President Bush, Karl Rove and other members of the administration, campaigning in the few places where Other Republicans would let them, have been talking up Osama's agenda by comparing it to Hitler's "Mein Kampf." The more fitting comparison is with "My So-Called Jihad." Have a listen: Here's how Osama responded when the journalist Peter Arnett asked him what kind of society he would create if he had his way in, say, Saudi Arabia: "We are confident, with the permission of God, praise and glory be upon him, that Muslims will be victorious in the Arabian Peninsula and that God's religion, praise and glory be to him, will prevail in this peninsula. It is a great pride and a big hope that the revelation unto Mohammad, peace be upon him, will be resorted to for ruling. When we used to follow Mohammad's revelation, peace be upon him, we were in great happiness and in great dignity, to God belongs the credit and the praise."
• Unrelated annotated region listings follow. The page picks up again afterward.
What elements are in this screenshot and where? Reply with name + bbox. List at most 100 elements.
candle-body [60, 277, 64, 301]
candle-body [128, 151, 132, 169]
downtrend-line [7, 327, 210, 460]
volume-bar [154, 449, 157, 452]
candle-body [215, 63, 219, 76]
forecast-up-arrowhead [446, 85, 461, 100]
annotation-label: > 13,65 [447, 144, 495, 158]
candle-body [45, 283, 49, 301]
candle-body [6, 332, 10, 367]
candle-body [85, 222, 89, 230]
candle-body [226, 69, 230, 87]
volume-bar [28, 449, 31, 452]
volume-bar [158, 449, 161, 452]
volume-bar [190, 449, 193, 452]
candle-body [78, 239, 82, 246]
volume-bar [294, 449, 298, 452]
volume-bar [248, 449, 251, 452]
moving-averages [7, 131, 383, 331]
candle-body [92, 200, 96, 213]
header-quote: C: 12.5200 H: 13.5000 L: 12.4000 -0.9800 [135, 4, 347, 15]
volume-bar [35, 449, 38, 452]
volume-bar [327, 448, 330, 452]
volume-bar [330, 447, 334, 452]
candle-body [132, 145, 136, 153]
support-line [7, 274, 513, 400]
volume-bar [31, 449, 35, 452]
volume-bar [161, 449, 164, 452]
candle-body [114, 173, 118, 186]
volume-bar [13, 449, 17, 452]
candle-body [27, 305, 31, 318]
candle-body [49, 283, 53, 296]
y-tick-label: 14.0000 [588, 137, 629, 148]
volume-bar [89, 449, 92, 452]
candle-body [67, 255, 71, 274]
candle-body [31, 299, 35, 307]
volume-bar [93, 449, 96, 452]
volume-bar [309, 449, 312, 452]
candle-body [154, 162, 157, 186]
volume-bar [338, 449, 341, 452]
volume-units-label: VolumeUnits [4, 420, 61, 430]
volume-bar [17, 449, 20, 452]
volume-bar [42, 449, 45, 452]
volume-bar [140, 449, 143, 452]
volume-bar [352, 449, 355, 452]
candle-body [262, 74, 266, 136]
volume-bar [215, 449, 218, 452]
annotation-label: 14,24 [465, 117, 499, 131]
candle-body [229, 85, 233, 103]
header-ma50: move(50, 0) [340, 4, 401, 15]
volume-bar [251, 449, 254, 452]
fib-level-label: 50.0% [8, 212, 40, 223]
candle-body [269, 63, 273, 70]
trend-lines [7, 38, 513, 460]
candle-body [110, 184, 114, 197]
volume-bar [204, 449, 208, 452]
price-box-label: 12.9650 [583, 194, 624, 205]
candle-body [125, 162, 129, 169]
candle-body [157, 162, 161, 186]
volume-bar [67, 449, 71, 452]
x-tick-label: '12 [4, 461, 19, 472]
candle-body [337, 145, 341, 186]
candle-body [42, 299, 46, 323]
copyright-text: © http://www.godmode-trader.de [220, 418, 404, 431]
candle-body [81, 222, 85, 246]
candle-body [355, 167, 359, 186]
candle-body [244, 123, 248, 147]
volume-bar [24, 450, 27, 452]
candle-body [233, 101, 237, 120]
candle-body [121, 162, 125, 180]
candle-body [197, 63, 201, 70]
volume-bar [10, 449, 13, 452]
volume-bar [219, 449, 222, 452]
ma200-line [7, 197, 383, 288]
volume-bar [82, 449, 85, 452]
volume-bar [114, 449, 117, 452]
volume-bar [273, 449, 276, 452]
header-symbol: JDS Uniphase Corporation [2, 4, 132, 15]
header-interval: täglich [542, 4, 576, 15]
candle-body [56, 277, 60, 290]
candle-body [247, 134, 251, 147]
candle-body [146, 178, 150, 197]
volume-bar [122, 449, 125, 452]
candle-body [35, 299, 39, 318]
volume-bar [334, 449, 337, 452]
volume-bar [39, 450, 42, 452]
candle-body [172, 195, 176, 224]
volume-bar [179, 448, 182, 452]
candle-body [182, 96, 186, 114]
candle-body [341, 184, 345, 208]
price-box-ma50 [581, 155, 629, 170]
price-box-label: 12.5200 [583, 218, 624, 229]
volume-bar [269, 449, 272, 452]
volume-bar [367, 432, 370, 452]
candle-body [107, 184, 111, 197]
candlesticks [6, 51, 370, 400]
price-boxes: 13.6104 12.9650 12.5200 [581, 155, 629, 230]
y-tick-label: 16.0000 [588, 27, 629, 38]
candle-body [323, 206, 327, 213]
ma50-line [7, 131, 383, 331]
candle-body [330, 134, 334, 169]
That's Saturday Night Live material, not the sort of thing an Islamic revolution can hang its sword on. Al-Qaida's theology is no less crude and overwhelmingly rejected by mainstream Islam's clerics -- beginning with al-Qaida's cult of violence and death. But the administration bought the delusion whole, giving Osama the disproportionate fight he wants with the Great Satan and elevating him to an enemy status he could never manage on his own. Give him enough rope, and Osama will lynch himself in Arab and Muslim eyes. Instead, the Bush doctrine gives him ammunition and caps off the calculated paranoia by shackling America's liberties in the name of fear. When it comes to expediency covering up a hollow core, Osama has only one rival accomplice: George W. Bush.